Nuclear Quantum-Assisted Magnetometer

TL;DR

This paper presents a nitrogen-vacancy center-based scanning magnetometer that uses quantum-assisted readout to significantly improve signal-to-noise ratio, enhancing magnetic sensing capabilities for biological and material sciences.

Contribution

Introduction of a quantum-assisted readout scheme for NV center magnetometry that boosts sensitivity and spatial resolution over standard methods.

Findings

Near tenfold enhancement in signal-to-noise ratio.

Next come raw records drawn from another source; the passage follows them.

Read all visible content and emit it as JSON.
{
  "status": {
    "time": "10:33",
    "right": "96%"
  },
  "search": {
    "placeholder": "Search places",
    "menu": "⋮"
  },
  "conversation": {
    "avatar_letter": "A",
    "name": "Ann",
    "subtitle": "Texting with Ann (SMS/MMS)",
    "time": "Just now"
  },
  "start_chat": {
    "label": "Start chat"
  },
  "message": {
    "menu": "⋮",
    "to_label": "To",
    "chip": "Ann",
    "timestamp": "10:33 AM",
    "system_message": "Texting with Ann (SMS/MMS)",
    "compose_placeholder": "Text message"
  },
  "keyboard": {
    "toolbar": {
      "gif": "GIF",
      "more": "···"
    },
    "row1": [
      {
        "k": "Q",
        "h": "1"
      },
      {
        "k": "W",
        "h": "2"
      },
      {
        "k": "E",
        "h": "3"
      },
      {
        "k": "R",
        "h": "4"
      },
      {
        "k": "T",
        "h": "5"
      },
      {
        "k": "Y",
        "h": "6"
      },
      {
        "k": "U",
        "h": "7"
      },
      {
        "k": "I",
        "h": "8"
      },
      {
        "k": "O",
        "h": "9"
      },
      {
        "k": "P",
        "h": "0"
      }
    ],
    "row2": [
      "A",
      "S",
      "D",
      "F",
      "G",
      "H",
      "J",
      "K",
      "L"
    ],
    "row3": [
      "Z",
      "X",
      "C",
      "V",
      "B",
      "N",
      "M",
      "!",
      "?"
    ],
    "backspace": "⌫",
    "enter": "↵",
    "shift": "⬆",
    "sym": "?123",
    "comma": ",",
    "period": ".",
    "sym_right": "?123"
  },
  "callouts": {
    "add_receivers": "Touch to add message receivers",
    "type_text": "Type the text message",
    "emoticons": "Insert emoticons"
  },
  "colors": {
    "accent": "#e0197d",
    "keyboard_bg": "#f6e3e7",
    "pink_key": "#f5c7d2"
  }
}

Demonstrated improved $T_1$ relaxation time measurement.

Advances in photon collection efficiency contributed to performance.

Abstract

Magnetic sensing and imaging instruments are important tools in biological and material sciences. There is an increasing demand for attaining higher sensitivity and spatial resolution, with implementations using a single qubit offering potential improvements in both directions. In this article we describe a scanning magnetometer based on the nitrogen-vacancy center in diamond as the sensor. By means of a quantum-assisted readout scheme together with advances in photon collection efficiency, our device exhibits an enhancement in signal to noise ratio of close to an order of magnitude compared to the standard fluorescence readout of the nitrogen-vacancy center. This is demonstrated by comparing non-assisted and assisted methods in a $T_1$ relaxation time measurement.